L Homme R Volt Camus
Qu’est-ce qu’un homme révolté ? C’est d’abord un homme qui dit non. Mais s’il refuse, il ne renonce pas : c’est aussi un homme qui dit oui. Entrons dans le détail avec le mouvement de révolte. Un fonctionnaire qui a reçu des ordres toute sa vie juge soudain inacceptable un nouveau commandement. Il se dresse et dit non. Que signifie ce non ?

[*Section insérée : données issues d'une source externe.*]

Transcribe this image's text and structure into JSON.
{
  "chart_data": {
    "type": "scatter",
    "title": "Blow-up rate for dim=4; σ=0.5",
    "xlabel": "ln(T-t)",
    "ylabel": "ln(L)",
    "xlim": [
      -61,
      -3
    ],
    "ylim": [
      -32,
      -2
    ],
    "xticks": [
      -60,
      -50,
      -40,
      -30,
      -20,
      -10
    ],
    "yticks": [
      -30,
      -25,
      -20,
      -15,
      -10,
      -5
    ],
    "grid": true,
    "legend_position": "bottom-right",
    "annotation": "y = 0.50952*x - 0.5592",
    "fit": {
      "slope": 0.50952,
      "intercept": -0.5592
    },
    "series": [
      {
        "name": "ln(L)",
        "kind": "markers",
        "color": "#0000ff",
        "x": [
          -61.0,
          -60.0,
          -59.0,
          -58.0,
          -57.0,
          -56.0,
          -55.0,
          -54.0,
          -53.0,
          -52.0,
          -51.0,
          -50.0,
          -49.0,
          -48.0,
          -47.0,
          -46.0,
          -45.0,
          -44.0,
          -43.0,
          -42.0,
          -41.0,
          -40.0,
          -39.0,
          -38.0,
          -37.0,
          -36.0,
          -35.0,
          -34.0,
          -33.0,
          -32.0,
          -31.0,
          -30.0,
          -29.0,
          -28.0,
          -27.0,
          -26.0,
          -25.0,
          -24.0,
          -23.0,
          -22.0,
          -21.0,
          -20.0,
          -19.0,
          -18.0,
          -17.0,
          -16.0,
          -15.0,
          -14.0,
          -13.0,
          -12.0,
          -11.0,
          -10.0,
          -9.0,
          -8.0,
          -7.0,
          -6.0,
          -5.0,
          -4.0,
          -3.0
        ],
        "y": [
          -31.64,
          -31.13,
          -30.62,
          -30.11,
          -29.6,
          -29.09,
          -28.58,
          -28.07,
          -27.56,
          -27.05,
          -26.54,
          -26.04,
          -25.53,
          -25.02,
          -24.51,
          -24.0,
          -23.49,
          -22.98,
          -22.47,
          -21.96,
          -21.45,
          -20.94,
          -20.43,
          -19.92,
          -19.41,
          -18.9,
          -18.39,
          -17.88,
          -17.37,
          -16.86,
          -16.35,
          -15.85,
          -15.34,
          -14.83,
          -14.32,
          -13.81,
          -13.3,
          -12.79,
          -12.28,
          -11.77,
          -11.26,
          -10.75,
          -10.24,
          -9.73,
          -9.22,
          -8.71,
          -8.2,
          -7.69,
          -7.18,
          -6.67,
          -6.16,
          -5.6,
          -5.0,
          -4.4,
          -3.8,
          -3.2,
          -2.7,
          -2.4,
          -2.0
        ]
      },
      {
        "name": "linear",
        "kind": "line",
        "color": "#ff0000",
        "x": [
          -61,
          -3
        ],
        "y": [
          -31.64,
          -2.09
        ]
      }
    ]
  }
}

Il signifie par exemple : « les choses ont assez duré », « il y a des limites qu’on ne peut pas dépasser
», « jusque-là oui, au-delà non », ou encore « vous allez trop loin ». En somme, ce non affirme l’existence d’une frontière. Cette idée se retrouve sous une autre forme encore dans ce sentiment du révolté que l’autre « exagère », « qu’il n’y a pas de raisons pour », enfin « qu’il outrepasse son droit », la frontière, pour finir, fondant le droit. La révolte ne va pas sans le sentiment d’avoir soi-même en quelque façon et quelque part raison. C’est en cela que le fonctionnaire révolté dit à la fois oui et non. Car il affirme, en même temps que la frontière, tout ce qu’il détient et préserve en deçà de la frontière. Il affirme qu’il y a en lui quelque chose qui vaut qu’on y prenne garde.
D’une certaine manière, il croit avoir raison contre l’ordre qui l’opprime. En même temps que la répulsion à l’égard de l’intrus, il y a dans toute révolte une adhésion entière et instantanée de l’homme a une certaine part de l’expérience humaine. Mais quelle est cette part ?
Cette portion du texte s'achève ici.